“United 93”: Editors, Writers and 9/11 Family Members Speak Out
Travel Blog • Michael Yessis • 04.10.06 | 7:21 AM ET
The movie “United 93” opens in less than three weeks, and it’s certainly on a lot of people’s minds. Families of those on the flight that went down in a Pennsylvania field on 9/11 were given a private screening Saturday in Newark, New Jersey. Los Angeles Times writer Scott Martelle reports that the families lauded “Universal Studios and director Paul Greengrass for what they felt was a realistic re-creation of events whose true details can only be guessed at.” At Slate, the editors have posted an interesting internal e-mail discussion about the controversy over the “United 93” trailer, which at least one New York City theater pulled last week.

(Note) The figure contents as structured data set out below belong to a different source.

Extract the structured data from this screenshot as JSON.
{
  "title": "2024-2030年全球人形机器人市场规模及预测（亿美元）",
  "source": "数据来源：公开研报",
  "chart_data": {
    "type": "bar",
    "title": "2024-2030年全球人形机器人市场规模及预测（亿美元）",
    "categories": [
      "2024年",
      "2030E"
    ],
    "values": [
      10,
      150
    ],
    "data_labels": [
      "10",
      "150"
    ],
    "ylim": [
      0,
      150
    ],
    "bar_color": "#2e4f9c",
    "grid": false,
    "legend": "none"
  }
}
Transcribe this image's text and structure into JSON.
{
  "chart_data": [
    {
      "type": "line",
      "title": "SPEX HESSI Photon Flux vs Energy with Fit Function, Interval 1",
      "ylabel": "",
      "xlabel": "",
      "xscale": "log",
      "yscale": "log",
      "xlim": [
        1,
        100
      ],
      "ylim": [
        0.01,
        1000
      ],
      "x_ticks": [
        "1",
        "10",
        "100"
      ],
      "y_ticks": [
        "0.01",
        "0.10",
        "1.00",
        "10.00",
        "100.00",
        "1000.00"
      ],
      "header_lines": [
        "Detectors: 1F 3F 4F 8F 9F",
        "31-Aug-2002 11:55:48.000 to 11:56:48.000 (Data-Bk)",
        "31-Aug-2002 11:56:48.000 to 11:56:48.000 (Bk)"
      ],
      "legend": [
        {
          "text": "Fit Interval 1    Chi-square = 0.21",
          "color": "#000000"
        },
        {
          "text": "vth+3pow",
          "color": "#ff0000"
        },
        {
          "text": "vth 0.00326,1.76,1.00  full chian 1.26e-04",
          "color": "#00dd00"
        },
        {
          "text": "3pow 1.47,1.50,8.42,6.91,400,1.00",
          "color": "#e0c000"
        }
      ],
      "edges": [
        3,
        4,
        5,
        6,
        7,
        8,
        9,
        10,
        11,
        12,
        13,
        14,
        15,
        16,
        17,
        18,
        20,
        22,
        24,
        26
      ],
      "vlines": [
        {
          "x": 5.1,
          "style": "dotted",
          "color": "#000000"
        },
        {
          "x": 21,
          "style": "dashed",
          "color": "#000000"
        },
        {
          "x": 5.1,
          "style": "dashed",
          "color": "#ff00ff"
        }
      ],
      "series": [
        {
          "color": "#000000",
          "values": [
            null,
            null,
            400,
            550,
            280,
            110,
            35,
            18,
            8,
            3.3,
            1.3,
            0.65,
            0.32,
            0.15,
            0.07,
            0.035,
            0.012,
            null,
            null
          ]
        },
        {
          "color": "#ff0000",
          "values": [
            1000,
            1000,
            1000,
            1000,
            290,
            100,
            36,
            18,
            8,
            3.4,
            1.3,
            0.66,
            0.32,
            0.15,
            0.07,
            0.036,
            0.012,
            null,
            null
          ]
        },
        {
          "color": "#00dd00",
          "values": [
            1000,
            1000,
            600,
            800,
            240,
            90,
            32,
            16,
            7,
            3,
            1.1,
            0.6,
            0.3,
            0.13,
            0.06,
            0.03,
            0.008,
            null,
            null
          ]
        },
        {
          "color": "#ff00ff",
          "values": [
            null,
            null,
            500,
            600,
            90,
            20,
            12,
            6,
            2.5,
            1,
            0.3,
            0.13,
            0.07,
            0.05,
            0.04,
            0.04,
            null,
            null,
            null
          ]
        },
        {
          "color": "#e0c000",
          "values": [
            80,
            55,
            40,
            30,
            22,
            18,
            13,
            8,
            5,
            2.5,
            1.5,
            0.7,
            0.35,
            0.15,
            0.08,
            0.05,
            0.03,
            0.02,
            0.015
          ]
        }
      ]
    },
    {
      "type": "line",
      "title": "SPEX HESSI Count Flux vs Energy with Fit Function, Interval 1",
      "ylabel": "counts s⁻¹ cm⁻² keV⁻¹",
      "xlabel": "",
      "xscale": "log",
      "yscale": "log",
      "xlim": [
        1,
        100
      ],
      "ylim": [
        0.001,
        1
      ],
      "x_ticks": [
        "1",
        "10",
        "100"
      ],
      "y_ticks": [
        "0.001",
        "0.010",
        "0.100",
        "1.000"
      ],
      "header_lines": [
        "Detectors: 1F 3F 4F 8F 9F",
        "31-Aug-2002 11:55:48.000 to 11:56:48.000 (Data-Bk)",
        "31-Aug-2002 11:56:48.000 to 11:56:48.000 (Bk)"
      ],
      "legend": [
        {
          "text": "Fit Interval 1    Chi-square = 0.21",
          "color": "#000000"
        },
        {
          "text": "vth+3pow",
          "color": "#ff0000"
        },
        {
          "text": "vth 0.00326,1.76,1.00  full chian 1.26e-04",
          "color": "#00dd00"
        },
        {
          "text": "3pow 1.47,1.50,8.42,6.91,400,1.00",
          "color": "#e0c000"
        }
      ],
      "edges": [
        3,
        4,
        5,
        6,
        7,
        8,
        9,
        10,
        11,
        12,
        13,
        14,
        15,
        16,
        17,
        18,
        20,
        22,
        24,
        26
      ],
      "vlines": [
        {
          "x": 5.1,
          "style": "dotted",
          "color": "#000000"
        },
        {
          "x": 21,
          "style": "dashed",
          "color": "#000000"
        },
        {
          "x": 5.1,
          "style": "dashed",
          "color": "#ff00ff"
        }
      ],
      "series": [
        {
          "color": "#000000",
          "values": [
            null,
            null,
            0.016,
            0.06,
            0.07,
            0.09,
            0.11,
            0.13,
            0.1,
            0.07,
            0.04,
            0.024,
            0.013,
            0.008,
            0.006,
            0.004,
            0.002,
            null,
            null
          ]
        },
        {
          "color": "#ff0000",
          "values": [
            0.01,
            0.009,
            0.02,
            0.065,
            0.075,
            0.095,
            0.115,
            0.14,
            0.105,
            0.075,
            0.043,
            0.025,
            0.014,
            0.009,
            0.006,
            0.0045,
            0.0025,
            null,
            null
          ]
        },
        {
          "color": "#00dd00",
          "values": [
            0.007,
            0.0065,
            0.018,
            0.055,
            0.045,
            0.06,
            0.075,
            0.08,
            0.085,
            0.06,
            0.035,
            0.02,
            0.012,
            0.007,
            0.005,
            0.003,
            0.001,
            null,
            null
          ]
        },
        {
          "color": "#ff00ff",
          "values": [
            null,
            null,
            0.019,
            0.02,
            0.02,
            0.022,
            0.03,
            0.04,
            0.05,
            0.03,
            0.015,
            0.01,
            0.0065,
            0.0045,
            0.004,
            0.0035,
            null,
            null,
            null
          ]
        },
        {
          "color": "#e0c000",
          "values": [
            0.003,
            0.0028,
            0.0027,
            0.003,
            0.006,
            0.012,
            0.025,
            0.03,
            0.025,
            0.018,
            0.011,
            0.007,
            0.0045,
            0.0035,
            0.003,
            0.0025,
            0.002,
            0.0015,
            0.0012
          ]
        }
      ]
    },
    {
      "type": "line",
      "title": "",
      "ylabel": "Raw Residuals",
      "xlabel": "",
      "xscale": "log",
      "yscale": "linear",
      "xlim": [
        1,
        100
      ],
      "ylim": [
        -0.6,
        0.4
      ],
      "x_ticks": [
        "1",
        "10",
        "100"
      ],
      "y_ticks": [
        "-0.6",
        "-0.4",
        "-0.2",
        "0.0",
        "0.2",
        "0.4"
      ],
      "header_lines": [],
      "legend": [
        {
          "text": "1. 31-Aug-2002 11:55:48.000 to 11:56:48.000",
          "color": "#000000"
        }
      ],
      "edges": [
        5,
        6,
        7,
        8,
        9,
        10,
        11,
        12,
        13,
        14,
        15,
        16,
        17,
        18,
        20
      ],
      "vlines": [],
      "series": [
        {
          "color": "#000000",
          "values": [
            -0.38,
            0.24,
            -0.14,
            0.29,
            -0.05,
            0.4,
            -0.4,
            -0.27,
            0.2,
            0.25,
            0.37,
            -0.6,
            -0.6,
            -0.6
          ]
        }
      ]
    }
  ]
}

Meanwhile, at Time, someone (I don’t see a byline) has written a story that covers several 9/11-related movies in the works, goes behind the scenes of “United 93,” and delivers another positive review of the movie.
From Time:
United 93, at which Time was given an exclusive first look, is a good movie—taut and implacable—that honors the deeds of the passengers while being fair, if anyone cares, to the hijackers’ jihad bravado. (At one point the passengers are heard murmuring the Lord’s Prayer while the hijackers whisper their prayers to Allah.) If this is a horror movie, it is an edifying one, a history lesson with the pulse of a world-on-the-line suspense film.
The trailer and a message board are up and running at the movie’s official Web site.